А при клубе был Музей боевой славы 45-й Красносельской гвардейской Ордена Ленина стрелковой дивизии. Там я и наткнулся на эти три странные документа. Приказ, прошение и резолюция. Три бюрократические зарубки на гигантском стволе войны. Ни до, ни после, ни я, никто другой ничего подобного не видели. Никто мне не верил, считали, что я сам сочинил. Сфальсифицировал.
Ко Дню Высочайшего Посещения меня вернули в свою часть. Ведь мало ли что могло произойти, а исполнять Священный Долг до?лжно на боевом посту. А к тому, что могло произойти, готовились ещё серьёзнее.

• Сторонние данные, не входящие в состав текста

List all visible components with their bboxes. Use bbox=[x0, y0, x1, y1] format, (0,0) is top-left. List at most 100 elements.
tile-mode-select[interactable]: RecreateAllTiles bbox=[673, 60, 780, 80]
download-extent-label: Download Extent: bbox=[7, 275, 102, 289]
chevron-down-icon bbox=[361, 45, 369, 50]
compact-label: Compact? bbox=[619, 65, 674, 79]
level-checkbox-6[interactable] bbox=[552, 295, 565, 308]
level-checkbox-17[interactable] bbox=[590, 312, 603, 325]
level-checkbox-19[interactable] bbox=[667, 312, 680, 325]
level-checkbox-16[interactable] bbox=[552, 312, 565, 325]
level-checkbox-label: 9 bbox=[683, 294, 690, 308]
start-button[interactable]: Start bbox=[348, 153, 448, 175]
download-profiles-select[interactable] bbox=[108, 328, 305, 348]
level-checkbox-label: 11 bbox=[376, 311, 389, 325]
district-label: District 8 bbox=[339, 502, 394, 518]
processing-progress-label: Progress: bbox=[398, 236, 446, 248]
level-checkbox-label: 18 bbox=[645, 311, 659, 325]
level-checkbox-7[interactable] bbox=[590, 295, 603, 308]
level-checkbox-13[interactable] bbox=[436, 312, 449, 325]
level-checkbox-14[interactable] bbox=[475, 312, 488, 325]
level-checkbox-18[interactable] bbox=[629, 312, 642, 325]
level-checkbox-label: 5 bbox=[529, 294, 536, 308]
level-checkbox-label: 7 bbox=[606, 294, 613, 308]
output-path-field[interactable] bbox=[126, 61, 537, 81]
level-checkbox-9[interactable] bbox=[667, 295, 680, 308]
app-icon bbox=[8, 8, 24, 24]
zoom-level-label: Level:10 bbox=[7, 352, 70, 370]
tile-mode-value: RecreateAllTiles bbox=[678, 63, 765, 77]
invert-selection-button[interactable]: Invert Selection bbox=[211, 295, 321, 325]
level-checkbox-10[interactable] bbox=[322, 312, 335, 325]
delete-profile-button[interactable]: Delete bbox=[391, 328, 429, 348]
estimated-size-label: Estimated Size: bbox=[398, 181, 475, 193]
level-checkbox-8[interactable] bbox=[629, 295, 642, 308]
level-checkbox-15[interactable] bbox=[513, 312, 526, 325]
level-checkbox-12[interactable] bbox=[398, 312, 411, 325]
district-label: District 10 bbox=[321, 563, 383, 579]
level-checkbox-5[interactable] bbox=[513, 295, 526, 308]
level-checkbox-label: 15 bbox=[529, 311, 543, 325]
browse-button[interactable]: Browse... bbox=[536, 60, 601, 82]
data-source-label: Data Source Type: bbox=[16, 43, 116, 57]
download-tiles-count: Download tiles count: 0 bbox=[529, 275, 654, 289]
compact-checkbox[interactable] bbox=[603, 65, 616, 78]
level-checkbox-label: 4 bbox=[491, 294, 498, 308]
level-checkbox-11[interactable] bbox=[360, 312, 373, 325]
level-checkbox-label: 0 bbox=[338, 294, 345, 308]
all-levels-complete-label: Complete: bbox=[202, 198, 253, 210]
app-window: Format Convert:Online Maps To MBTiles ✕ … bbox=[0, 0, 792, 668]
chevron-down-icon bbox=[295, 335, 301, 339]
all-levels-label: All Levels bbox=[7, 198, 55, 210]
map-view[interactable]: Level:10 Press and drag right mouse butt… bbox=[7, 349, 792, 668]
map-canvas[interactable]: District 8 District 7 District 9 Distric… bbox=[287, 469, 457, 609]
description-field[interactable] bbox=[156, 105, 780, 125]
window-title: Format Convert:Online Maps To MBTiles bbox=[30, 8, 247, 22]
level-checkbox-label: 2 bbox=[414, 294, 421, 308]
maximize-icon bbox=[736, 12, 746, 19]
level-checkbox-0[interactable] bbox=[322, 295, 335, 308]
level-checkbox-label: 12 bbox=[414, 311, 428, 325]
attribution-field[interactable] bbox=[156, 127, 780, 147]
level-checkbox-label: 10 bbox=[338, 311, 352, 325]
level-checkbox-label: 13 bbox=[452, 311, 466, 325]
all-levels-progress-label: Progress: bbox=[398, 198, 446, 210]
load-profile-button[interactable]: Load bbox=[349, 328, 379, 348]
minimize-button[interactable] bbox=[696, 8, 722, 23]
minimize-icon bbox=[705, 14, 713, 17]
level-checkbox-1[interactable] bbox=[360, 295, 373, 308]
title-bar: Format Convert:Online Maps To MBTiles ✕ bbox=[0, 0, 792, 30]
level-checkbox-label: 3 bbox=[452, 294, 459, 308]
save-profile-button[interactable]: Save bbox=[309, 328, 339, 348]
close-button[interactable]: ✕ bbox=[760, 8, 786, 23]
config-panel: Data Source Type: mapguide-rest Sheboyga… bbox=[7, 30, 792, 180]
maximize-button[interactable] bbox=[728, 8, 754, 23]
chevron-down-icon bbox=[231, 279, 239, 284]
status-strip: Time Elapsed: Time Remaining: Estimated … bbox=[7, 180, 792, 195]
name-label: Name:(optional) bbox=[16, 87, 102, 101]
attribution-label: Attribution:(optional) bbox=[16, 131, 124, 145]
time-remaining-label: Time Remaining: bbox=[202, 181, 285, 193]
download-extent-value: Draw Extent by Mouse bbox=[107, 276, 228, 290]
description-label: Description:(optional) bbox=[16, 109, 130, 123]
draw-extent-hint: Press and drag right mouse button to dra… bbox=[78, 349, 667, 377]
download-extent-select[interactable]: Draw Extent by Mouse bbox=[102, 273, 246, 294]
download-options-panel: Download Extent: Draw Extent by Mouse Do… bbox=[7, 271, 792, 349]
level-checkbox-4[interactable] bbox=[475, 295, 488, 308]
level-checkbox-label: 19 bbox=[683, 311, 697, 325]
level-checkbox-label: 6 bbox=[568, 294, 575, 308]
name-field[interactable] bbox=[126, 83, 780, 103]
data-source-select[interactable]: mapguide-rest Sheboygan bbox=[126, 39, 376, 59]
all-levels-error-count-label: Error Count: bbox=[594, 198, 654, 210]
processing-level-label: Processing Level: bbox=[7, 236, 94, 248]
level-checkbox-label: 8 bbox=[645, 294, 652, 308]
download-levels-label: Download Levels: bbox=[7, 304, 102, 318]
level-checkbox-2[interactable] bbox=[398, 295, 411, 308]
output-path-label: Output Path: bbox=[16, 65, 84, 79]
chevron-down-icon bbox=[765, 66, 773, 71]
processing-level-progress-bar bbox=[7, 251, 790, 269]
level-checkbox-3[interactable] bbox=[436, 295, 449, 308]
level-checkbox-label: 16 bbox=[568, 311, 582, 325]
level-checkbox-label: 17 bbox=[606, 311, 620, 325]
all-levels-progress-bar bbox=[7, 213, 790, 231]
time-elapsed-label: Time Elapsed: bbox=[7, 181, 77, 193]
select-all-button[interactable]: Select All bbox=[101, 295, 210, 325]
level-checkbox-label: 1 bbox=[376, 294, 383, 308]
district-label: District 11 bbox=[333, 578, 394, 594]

Если, к примеру, Генеральный захочет поклониться памятнику Петру Первому? Он, конечно, обнесён надёжной оградой. Но враг может пролезть и под оградой - зазор позволяет. Значит... Десятки муфт сцепления предназначенных для ремонта боевой техники были выданы со склада, отмыты от консервирующей смазки, разобраны на элементы - такие зубчатые колёсики. Ведущие и ведомые шестерни. Эти колёсики, соблюдая каноны армейской красоты, приварили к нижним перекладинам ограды, отрезав, тем самым последний доступ врагу. Но враг мог и заранее заложить взрывчатку. И десяток сапёров с миноискателями исследовали каждый сантиметр земли, которая на следующий день могла стать Священной.
А если... Ведь даже в Кремле стреляли. Слышали? Слышали... Тсс... Слышали!
На этот случай весь Выборгский гарнизон, все городские части были разоружены. Только часовым разрешили оставить штык-нож. Весь личный состав был вывезен за город на общий плац, где и подводились итоги строевой подготовки.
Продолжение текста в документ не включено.